On Tuesday night, in the Inwood section of uptown Manhattan, on the famous Dyckman street, African-American protestors were banished.
In a now-viral video that has both “Dyckman” and “Dominican” trending on Twitter, a mob of angry Dominican residents is seen approaching a group of African-American men.
While the men were standing around and apparently protesting, the mob swelled to intimidate them to move In the video, you can hear many male voices warning the group of men to leave quickly.
“You got to get the f&#k out the neighborhood.”
“You better get that sh*t out of here nigga.”
“If you aint from here you got to get the f&*k out”
“It’s best y’all leave.”
The woman who is filming the altercation tries to calm the situation down but it falls on deaf ears. She asks the crowd to “chill out” confirming that the men “not even doing (anything).”
Repeatedly, as the woman filming and the angry mob are shouting at protestors, they use the N-word profusely.
Later in the video, shots are fired. Presumably they were rubber bullets from police, and men are seen fleeing while police vans block the street.
Brown vs. Black?
In a 2007, National Public Radio produced an episode entitled: “Behind Closed Doors: ‘Colorism’ in the Caribbean.
The piece was about the hierarchy of skin color within African American communities. However, it exposed that it’s not just an American thing.
Miami Herald reporter Frances Robles discussed her report on “colorism” in the Dominican Republic.
“I would say it’s a complete denial. I would say that the majority of the black people – particularly in the Dominican Republic – don’t consider themselves black. And I’m talking – not people who look like Hispanic but could be considered black. I’m saying people who are in the United States would be an African-American like any one else. They just don’t see that in themselves.”
The Dominican Republic is the only country in Latin America that got its freedom from, Haiti, a black country.
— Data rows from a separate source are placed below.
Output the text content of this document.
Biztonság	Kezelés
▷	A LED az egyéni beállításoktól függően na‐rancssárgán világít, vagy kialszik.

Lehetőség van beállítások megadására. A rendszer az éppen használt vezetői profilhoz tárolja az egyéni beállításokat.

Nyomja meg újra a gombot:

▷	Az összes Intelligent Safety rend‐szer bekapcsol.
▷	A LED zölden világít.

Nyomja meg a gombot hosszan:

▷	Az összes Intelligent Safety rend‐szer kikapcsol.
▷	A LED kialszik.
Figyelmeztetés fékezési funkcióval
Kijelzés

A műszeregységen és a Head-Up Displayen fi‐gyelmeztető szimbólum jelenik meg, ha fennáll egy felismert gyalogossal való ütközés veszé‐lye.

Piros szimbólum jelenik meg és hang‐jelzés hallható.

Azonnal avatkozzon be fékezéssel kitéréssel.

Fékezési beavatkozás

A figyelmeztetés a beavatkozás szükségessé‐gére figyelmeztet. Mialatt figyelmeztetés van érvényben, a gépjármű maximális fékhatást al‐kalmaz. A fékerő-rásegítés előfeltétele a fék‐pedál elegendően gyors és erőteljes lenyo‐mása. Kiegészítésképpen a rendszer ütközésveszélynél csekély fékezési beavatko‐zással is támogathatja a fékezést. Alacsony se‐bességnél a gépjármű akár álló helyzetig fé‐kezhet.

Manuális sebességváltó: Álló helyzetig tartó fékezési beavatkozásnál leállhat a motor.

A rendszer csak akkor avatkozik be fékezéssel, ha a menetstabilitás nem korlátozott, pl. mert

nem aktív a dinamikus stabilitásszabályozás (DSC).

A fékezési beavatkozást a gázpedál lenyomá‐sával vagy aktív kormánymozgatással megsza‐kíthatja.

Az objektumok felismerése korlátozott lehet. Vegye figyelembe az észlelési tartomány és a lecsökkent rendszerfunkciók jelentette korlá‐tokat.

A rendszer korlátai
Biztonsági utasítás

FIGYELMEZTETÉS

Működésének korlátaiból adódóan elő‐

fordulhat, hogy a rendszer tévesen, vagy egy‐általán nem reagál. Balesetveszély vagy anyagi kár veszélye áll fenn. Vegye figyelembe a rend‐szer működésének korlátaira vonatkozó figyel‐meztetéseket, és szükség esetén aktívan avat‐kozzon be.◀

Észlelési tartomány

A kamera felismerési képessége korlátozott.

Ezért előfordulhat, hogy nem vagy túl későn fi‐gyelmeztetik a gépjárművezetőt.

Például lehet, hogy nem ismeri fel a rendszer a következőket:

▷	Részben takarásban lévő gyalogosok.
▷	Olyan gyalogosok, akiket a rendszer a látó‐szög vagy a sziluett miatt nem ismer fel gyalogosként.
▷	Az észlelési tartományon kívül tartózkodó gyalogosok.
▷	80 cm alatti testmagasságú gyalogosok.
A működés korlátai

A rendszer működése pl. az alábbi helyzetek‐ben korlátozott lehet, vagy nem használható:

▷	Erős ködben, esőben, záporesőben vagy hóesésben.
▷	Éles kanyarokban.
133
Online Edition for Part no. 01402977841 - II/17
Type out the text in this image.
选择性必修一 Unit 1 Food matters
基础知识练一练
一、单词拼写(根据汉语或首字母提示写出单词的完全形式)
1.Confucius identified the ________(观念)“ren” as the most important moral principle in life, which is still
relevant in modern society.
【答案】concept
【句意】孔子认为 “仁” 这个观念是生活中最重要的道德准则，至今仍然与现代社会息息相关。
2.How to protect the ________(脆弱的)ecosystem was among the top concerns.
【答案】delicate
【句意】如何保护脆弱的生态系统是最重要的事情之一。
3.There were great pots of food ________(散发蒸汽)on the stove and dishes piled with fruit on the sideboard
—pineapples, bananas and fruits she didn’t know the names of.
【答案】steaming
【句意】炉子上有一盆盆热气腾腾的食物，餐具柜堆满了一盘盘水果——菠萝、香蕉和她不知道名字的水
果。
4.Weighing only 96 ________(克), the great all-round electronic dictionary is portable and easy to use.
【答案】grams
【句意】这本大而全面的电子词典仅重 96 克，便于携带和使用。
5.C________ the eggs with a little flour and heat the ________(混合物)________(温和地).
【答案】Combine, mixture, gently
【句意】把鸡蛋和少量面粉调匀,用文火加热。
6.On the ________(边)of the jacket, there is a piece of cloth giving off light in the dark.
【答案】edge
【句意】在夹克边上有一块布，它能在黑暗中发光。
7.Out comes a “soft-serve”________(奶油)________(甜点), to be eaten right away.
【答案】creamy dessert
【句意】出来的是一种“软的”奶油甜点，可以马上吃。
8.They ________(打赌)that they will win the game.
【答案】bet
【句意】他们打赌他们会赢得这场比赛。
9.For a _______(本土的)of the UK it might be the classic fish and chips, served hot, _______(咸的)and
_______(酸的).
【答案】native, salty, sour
In the 1800s, Haiti freed itself and a few years later it took over the entire of island of Hispaniola.
So for 22 years, the Dominicans were under the rule of the Haitians. And for many years after that, even after they were freed, you have presidents in the Dominican Republic who really instigated a sense that anything Haitian was bad; anything black was bad.
“So that when you have an island now of, I don’t know, something like 10,000,000 people who believed that blackness and Haitianness is bad, it’s not even our fault, frankly. It’s a historic, learned behavior.”
Cardi B Gets It
In June 2019, Cardi B shared a video touching on race saying, “It’s like, ‘Cardi’s Latin, she’s not Black.’ And it’s like, ‘Bro, my features don’t come from fcking white people fcking, okay?’ And they always wanna race-bait when it comes to me. That’s why I have Afro features.
“A lot of people don’t know the difference between nationality, race, ethnicity and that’s not nobody’s fault,” she said on Instagram Live. “That’s actually the schools’ fault because schools don’t be teaching this s— to people.
“People just don’t be understanding s–t,” Cardi said “It’s like, ‘Cardi’s Latin, she’s not Black.’ And it’s like, bro, my features don’t come from…White people f—ng, okay?’ And they always wanna race-bait when it comes to me…I have Afro features. ‘Oh, but your parents are light-skinned…all right, but my grandparents aren’t.” This situation isn’t the first time the rapper, who is Dominican and Trinidadian, has had to address comments about her race.”
A common misconception about people from the Latin world is that because they speak Spanish they don’t have African roots. Latinos are a group of people from different races brought together by Spanish or Portuguese colonization.
Latinos that identify with this African roots are constantly proving their latinidad due to their race. It’s an ongoing challenge many face in countries like Brazil, Cuba, Puerto Rico, The Dominican Republic, Colombia, and Panama.
Ironically, those countries also have the highest populations of afrodescendientes in the Western Hemisphere.